Voor zover aangenomen moet worden dat van verweerder, die lang betrokken is geweest bij de zorg voor patiënte en die haar kort voor het betreffende weekend nog had gezien, verwacht had mogen worden dat hij specifiek had toegezien op het bewaken van de continuïteit in de zorgverlening aan patiënte, dan bestond er voor verweerder na kennisneming van de brief van K van 17 mei 2011 geen aanleiding enige actie te ondernemen. Uit die brief blijkt immers dat K gemotiveerd heeft vastgesteld dat sprake was van gewichtige redenen als bedoeld in artikel 7:460 BW, welke een grondslag kunnen vormen voor het opzeggen van de zorgovereenkomst. Verder heeft K expliciet rekening heeft gehouden met de continuïteit van de zorg voor patiënte, door ervan uit te gaan dat patiënte tijdelijk nog in het J geplaatst kon worden, zij het dat de toegang van klagers tot het huis dan slechts onder voorwaarden mogelijk zou zijn.

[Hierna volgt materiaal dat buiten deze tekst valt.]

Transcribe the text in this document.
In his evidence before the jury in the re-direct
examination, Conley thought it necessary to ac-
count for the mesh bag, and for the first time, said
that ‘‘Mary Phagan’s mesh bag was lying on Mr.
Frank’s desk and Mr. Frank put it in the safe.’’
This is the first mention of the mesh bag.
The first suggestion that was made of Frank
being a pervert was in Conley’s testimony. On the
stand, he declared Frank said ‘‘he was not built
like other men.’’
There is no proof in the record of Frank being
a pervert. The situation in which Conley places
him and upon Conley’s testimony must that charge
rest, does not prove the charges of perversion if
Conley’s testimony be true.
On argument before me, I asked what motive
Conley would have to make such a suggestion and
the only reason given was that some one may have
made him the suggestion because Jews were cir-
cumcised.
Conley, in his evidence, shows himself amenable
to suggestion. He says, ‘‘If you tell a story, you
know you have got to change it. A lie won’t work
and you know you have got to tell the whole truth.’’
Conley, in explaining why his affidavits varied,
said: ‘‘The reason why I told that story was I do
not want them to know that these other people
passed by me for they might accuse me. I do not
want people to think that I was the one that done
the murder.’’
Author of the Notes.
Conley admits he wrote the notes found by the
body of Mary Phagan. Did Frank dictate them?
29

5.8. De conclusie van het voorgaande is dat de klacht in al haar onderdelen ongegrond is. Verweerder kan met betrekking tot de klacht geen verwijt als bedoeld in artikel 47 lid 1 van de Wet BIG worden gemaakt.
6. De beslissing
Het Regionaal Tuchtcollege wijst de klacht af.
Aldus gewezen op 30 oktober 2012 door:
mr. T.L. de Vries, voorzitter,
J. Edwards van Muijen, dr. M.H. Godfried en dr. J.W.D. de Waard, leden-arts,
mr. A. Wilken, lid-jurist,
mr. S.S. van Gijn, als secretaris,
en in het openbaar uitgesproken ter terechtzitting van 18 december 2012 door de voorzitter in aanwezigheid van de secretaris.